Monster: The Ed Gein Story
Charlie Hunnam plays America's most notorious grave robber in Ryan Murphy's *Monster* Season 3, and 20 million viewers showed up despite critics calling it a disaster.
The context
Why it’s everywhere right now: Monster: The Ed Gein Story dropped on Netflix on October 3, 2025, and immediately became one of the platform’s biggest hits of the year. In its second week alone, the show racked up 20.7 million views, topping the global weekly chart and beating the record previously set by the Menendez Brothers season. When a show goes #1 worldwide, the internet follows.

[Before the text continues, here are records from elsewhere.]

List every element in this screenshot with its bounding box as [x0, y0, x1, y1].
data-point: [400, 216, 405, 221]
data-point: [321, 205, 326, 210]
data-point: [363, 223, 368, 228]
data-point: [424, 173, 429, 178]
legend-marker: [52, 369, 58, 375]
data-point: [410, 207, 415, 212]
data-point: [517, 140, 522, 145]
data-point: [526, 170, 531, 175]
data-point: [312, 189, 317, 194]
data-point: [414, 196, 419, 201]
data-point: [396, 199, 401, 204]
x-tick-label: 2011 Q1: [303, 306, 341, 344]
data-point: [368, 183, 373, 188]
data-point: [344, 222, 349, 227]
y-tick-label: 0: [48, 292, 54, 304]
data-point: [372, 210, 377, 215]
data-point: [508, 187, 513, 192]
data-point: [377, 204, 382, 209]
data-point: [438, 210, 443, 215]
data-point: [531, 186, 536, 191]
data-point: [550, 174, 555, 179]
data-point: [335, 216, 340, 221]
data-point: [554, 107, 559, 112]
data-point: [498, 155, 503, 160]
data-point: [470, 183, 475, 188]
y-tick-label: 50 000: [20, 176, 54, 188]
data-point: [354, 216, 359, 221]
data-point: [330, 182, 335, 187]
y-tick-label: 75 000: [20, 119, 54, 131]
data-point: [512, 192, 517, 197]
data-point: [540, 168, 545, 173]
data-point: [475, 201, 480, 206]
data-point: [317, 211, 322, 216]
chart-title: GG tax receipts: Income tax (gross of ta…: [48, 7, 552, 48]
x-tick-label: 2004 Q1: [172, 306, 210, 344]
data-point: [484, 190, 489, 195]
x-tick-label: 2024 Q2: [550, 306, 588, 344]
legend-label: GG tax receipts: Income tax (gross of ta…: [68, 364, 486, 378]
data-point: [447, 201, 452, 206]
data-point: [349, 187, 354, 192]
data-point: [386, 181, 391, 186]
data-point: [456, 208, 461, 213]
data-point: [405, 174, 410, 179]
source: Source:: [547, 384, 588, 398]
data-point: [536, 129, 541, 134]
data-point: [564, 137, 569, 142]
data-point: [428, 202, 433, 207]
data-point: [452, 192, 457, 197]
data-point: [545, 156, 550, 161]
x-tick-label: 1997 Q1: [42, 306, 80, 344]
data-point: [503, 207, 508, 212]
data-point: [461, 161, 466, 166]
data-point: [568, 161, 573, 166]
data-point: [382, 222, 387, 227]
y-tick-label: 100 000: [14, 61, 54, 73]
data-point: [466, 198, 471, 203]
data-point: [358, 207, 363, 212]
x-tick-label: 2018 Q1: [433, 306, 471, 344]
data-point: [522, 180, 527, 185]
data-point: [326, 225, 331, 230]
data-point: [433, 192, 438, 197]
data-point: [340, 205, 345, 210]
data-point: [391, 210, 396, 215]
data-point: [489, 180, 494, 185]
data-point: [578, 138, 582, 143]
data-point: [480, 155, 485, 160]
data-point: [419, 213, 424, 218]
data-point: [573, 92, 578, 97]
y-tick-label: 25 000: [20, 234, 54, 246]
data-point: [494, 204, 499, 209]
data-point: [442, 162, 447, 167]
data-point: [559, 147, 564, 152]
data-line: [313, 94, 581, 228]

The show: It’s the third season of Ryan Murphy and Ian Brennan’s true-crime anthology Monster, following seasons on Jeffrey Dahmer and the Menendez Brothers. This time, British actor Charlie Hunnam (Sons of Anarchy, Pacific Rim) takes on the role of Ed Gein, the Wisconsin killer and grave robber whose crimes shocked the nation in the late 1950s and became the dark seed for some of Hollywood’s most iconic horror films.
The real Ed Gein: Gein was arrested in 1957 in Plainfield, Wisconsin, after investigators discovered human remains, including body parts fashioned into household objects, at his farmhouse. He confessed to two murders but was also found to have exhumed bodies from local cemeteries. Diagnosed with severe mental illness, he was found unfit to stand trial, later committed to a state mental institution, and died there in 1984. His case directly inspired Psycho, The Texas Chain Saw Massacre, and The Silence of the Lambs.
The controversy: Critics have been brutal, a 22% on Rotten Tomatoes and a 28 on Metacritic make this one of the worst-reviewed entries in the Murphy anthology. Complaints center on sensationalism and loose handling of the facts. Audiences, however, clearly disagree, or at least don’t care. The gap between critical reception and viewership numbers is one of the defining tensions around this season.